分词器

自定义分析器的分词器决定 Atlas Search 如何将文本分割为数据段以进行索引。分词器需要一个类型字段，有些还支持额外的选项。

语法

"tokenizer": {
  "type": "<tokenizer-type>",
  "<additional-option>": "<value>"
}

分词器类型

Atlas Search支持以下类型的分词器：

edgeGram
keyword
nGram
regexCaptureGroup
regexSplit
标准
uaxUrlEmail
whitespace

以下示例索引定义和查询使用名为 minutes 的示例集合。要跟随这些示例，请在集群上加载 minutes集合，并按照创建Atlas Search索引教程中的步骤导航到Atlas用户界面中的 Create a Search Index 页面。然后，选择 minutes集合作为数据源，并按照示例步骤在 Visual Editor 或 JSON editor 中创建索引。

edgeGram

edgeGram 分词器将文本输入左侧（或“边缘”）的输入标记为给定大小的 n 元模型。您无法在同义词或自动完成字段映射定义的 analyzer 字段中将自定义分析器与 edgeGram 分词器结合使用。

属性

它具有以下属性：

注意

edgeGram 分词器可按单词或跨输入文本中的单词生成多个输出标记，从而生成标记图。

由于自动完成字段类型映射定义和具有同义词映射的分析器仅在与不生成图的分词器一起使用时才有效，因此不能将 analyzer 字段中带有 edgeGram 分词器的自定义分析器用于自动完成字段类型映射定义或带有同义词映射的分析器。

名称	类型	必需？	说明
`type`	字符串	是	标识此分词器类型的可读标签。值必须是 `edgeGram`。
`minGram`	整型	是	要包含在创建的最短词元中的字符数。
`maxGram`	整型	是	要包含在创建的最长词元中的字符数。

例子

以下索引定义使用名为 edgegramExample 的自定义分析器对 minutes 集合中的 message 字段建立索引。它使用 edgeGram 分词器创建 2 到 7 个字符长的词元（可搜索词），从 message 字段中单词左侧的第一个字符开始。

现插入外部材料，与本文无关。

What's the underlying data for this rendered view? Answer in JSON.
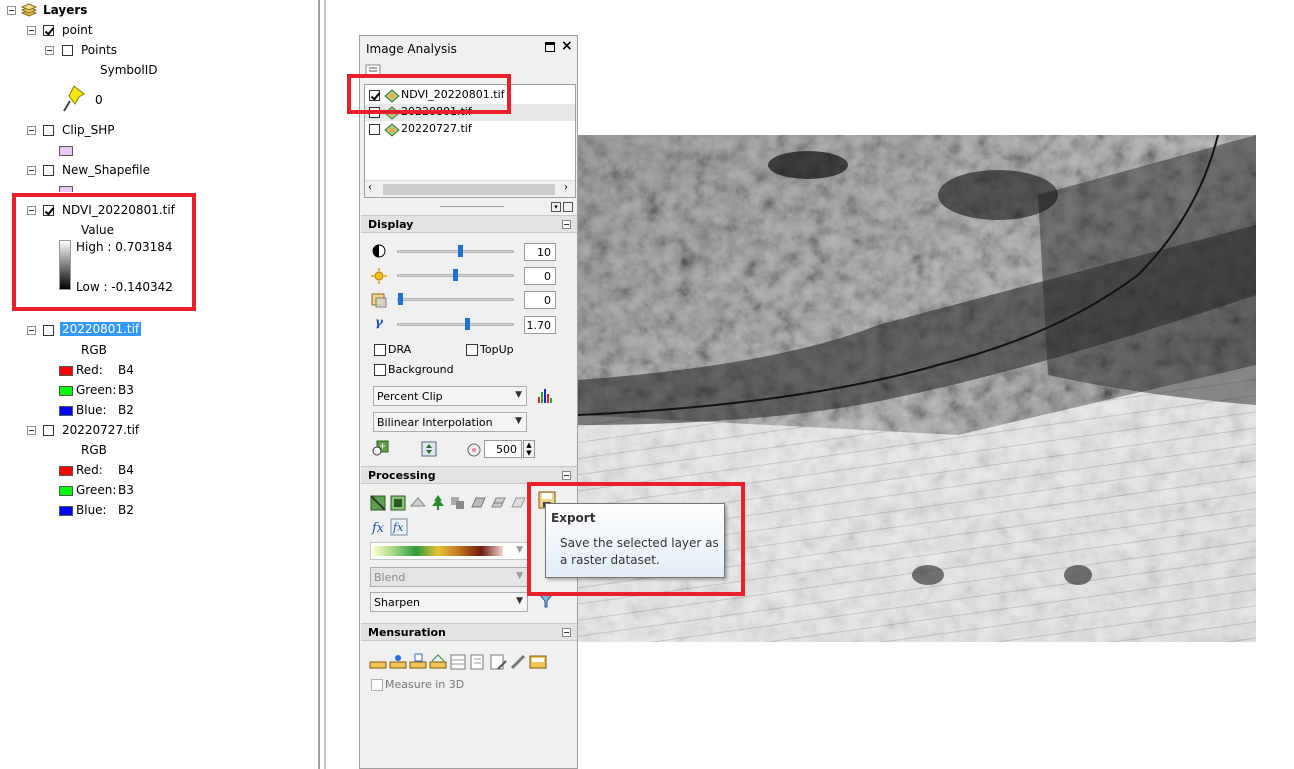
{
  "toc": {
    "root_label": "Layers",
    "layers": [
      {
        "name": "point",
        "checked": true,
        "sublayer": "Points",
        "field": "SymbolID",
        "value": "0"
      },
      {
        "name": "Clip_SHP",
        "checked": false
      },
      {
        "name": "New_Shapefile",
        "checked": false
      },
      {
        "name": "NDVI_20220801.tif",
        "checked": true,
        "value_label": "Value",
        "high": "High : 0.703184",
        "low": "Low : -0.140342"
      },
      {
        "name": "20220801.tif",
        "checked": false,
        "selected": true,
        "render": "RGB",
        "bands": [
          {
            "label": "Red:",
            "band": "B4"
          },
          {
            "label": "Green:",
            "band": "B3"
          },
          {
            "label": "Blue:",
            "band": "B2"
          }
        ]
      },
      {
        "name": "20220727.tif",
        "checked": false,
        "render": "RGB",
        "bands": [
          {
            "label": "Red:",
            "band": "B4"
          },
          {
            "label": "Green:",
            "band": "B3"
          },
          {
            "label": "Blue:",
            "band": "B2"
          }
        ]
      }
    ]
  },
  "image_analysis": {
    "title": "Image Analysis",
    "layer_list": [
      {
        "name": "NDVI_20220801.tif",
        "checked": true
      },
      {
        "name": "20220801.tif",
        "checked": false
      },
      {
        "name": "20220727.tif",
        "checked": false
      }
    ],
    "display": {
      "header": "Display",
      "contrast": "10",
      "brightness": "0",
      "transparency": "0",
      "gamma": "1.70",
      "dra_label": "DRA",
      "topup_label": "TopUp",
      "background_label": "Background",
      "stretch": "Percent Clip",
      "resampling": "Bilinear Interpolation",
      "zoom": "500"
    },
    "processing": {
      "header": "Processing",
      "blend": "Blend",
      "sharpen": "Sharpen"
    },
    "mensuration": {
      "header": "Mensuration",
      "measure3d_label": "Measure in 3D"
    }
  },
  "tooltip": {
    "title": "Export",
    "text_line1": "Save the selected layer as",
    "text_line2": "a raster dataset."
  },
  "colors": {
    "highlight_red": "#e8202a",
    "selection_blue": "#3399ff",
    "slider_blue": "#1f72d2"
  }
}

在 Custom Analyzers 部分中，单击 Add Custom Analyzer。
选择 Create Your Own 单选按钮并单击 Next。
在 Analyzer Name 字段中输入 edgegramExample。
如果 Tokenizer 已折叠，请将其展开。
从下拉列表中选择 edgeGram，然后为以下字段键入值：
字段
值
minGram
2
maxGram
7
单击 Add，将自定义分析器添加到索引。
在 Field Mappings 部分中，单击 Add Field Mapping 以在message（消息）字段上应用自定义分析器。
从 Field Name 下拉列表中选择 message（消息），并从 Data Type 下拉列表中选择String（字符串）。
在数据类型的属性部分中，从 Index Analyzer 和 Search Analyzer 下拉菜单中选择 edgegramExample。
单击 Add，然后单击 Save Changes。

将默认索引定义替换为以下内容：

{
  "mappings": {
    "dynamic": true,
    "fields": {
      "message": {
        "analyzer": "edgegramExample",
        "type": "string"
      }
    }
  },
  "analyzers": [
    {
      "charFilters": [],
      "name": "edgegramExample",
      "tokenFilters": [],
      "tokenizer": {
        "maxGram": 7,
        "minGram": 2,
        "type": "edgeGram"
      }
    }
  ]
}

下面的查询在 minutes 集合的 message 字段中搜索以 tr 开头的文本。

1 db.minutes.aggregate([
2   {
3     "$search": {
4       "text": {
5         "query": "tr",
6         "path": "message"
7       }
8     }
9   },
10   {
11     "$project": {
12       "_id": 1,
13       "message": 1
14     }
15   }
16 ])

{ _id: 1, message: 'try to siGn-In' },
{ _id: 3, message: 'try to sign-in' }

Atlas Search 在结果中返回具有 _id: 1 和 _id: 3 的文档，因为 Atlas Search 使用文档的 edgeGram 分词器创建了一个值为 tr 的词元，该词元与搜索词匹配。如果使用 standard 分词器为 message 字段建立索引，Atlas Search 将不会返回搜索词 tr 的任何结果。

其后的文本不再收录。